As shown in Fig. 6, 7, 8A, and Table 1, when activated carbon-treated hydrolysate was used, the glucose consumption rate increased (period A1) and xylose and arabinose continued to be converted to bioethanol (period A2, A3, and A4) when compared to untreated hydrolysate. In addition, the bioethanol productivity and specific bioethanol productivity rate was increased by the use of activated carbon-treated hydrolysate.

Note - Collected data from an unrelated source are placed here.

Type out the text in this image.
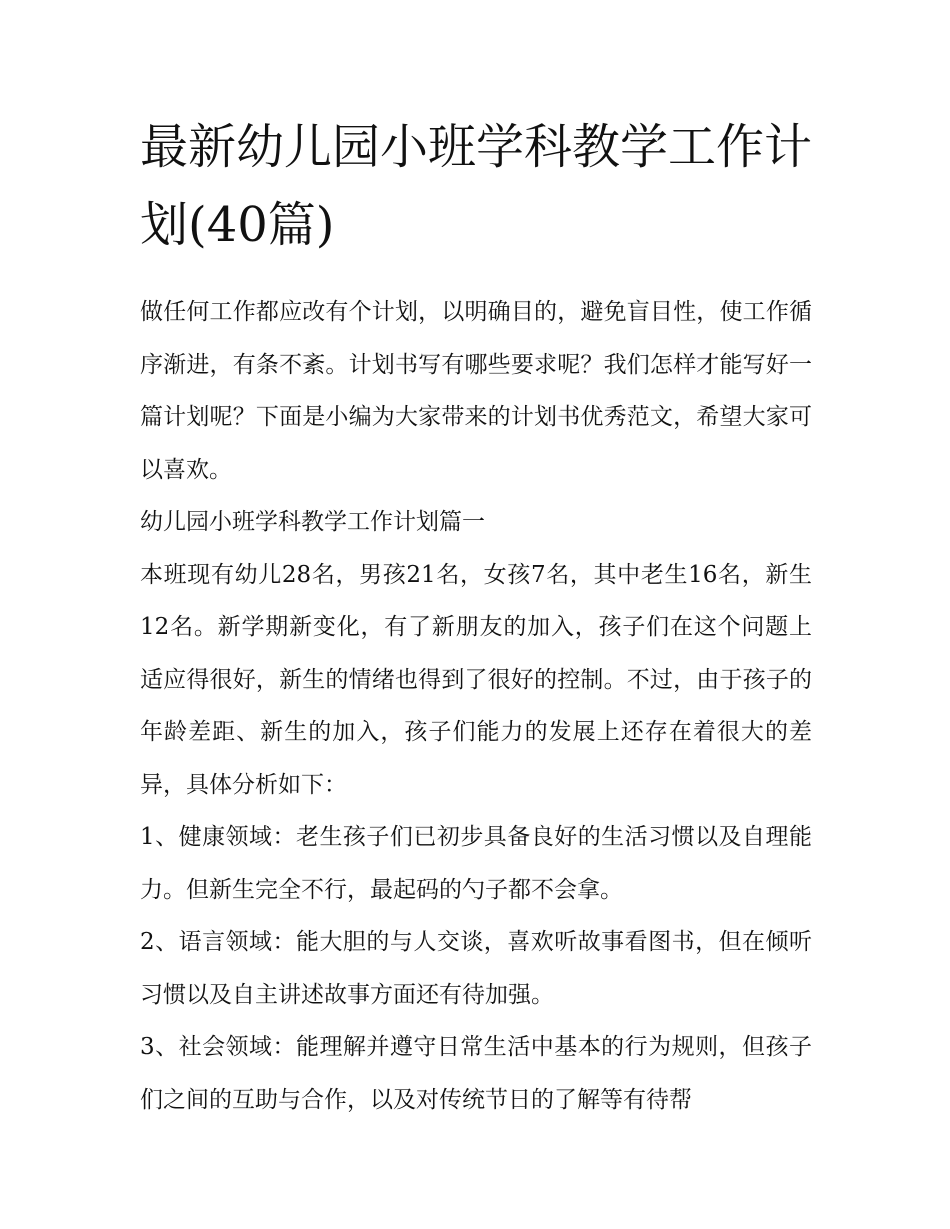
最新幼儿园小班学科教学工作计划(40篇)

做任何工作都应改有个计划，以明确目的，避免盲目性，使工作循序渐进，有条不紊。计划书写有哪些要求呢？我们怎样才能写好一篇计划呢？下面是小编为大家带来的计划书优秀范文，希望大家可以喜欢。

幼儿园小班学科教学工作计划篇一

本班现有幼儿28名，男孩21名，女孩7名，其中老生16名，新生12名。新学期新变化，有了新朋友的加入，孩子们在这个问题上适应得很好，新生的情绪也得到了很好的控制。不过，由于孩子的年龄差距、新生的加入，孩子们能力的发展上还存在着很大的差异，具体分析如下：

1、健康领域：老生孩子们已初步具备良好的生活习惯以及自理能力。但新生完全不行，最起码的勺子都不会拿。

2、语言领域：能大胆的与人交谈，喜欢听故事看图书，但在倾听习惯以及自主讲述故事方面还有待加强。

3、社会领域：能理解并遵守日常生活中基本的行为规则，但孩子们之间的互助与合作，以及对传统节日的了解等有待帮
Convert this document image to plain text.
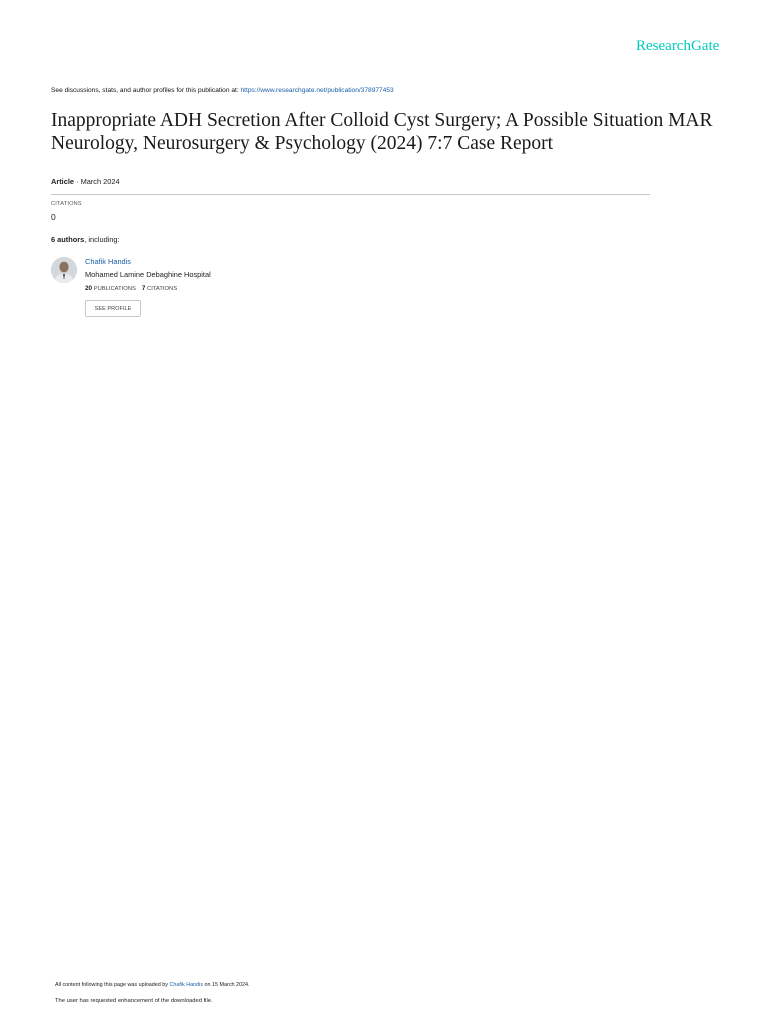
ResearchGate
See discussions, stats, and author profiles for this publication at: https://www.researchgate.net/publication/378977453
Inappropriate ADH Secretion After Colloid Cyst Surgery; A Possible Situation MAR Neurology, Neurosurgery & Psychology (2024) 7:7 Case Report
Article · March 2024
CITATIONS
0
6 authors, including:
Chafik Handis
Mohamed Lamine Debaghine Hospital
20 PUBLICATIONS 7 CITATIONS
SEE PROFILE
All content following this page was uploaded by Chafik Handis on 15 March 2024.
The user has requested enhancement of the downloaded file.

To utilize xylose in P. tannophilus, xylose are known to enter the pentose phosphate pathway through xylulose, in which the reducing power was supplied from tricarboxylic acid cycle (Palmqvist and Hahn-Hägerdal, 2000a, b). Therefore, the fine control of aeration was crucial for the ethanol production using P. tannophilus because microaeration is needed for ethanol production from xylose (Larsson et al., 1999). In this work, because the aeration was not finely controlled and the yeast strains as well as other process were quite different, the parameters (overall yield, P, and Qp) might be relatively lower than other researcher's results (Chandel et al., 2007). In conclusion, this work determined that P and Qp were improved and the sustainability of bioethanol production during the period of xylose/arabinose utilization was superior when activated carbon-treated hydrolysate was used for bioethanol production by P. tannophilus.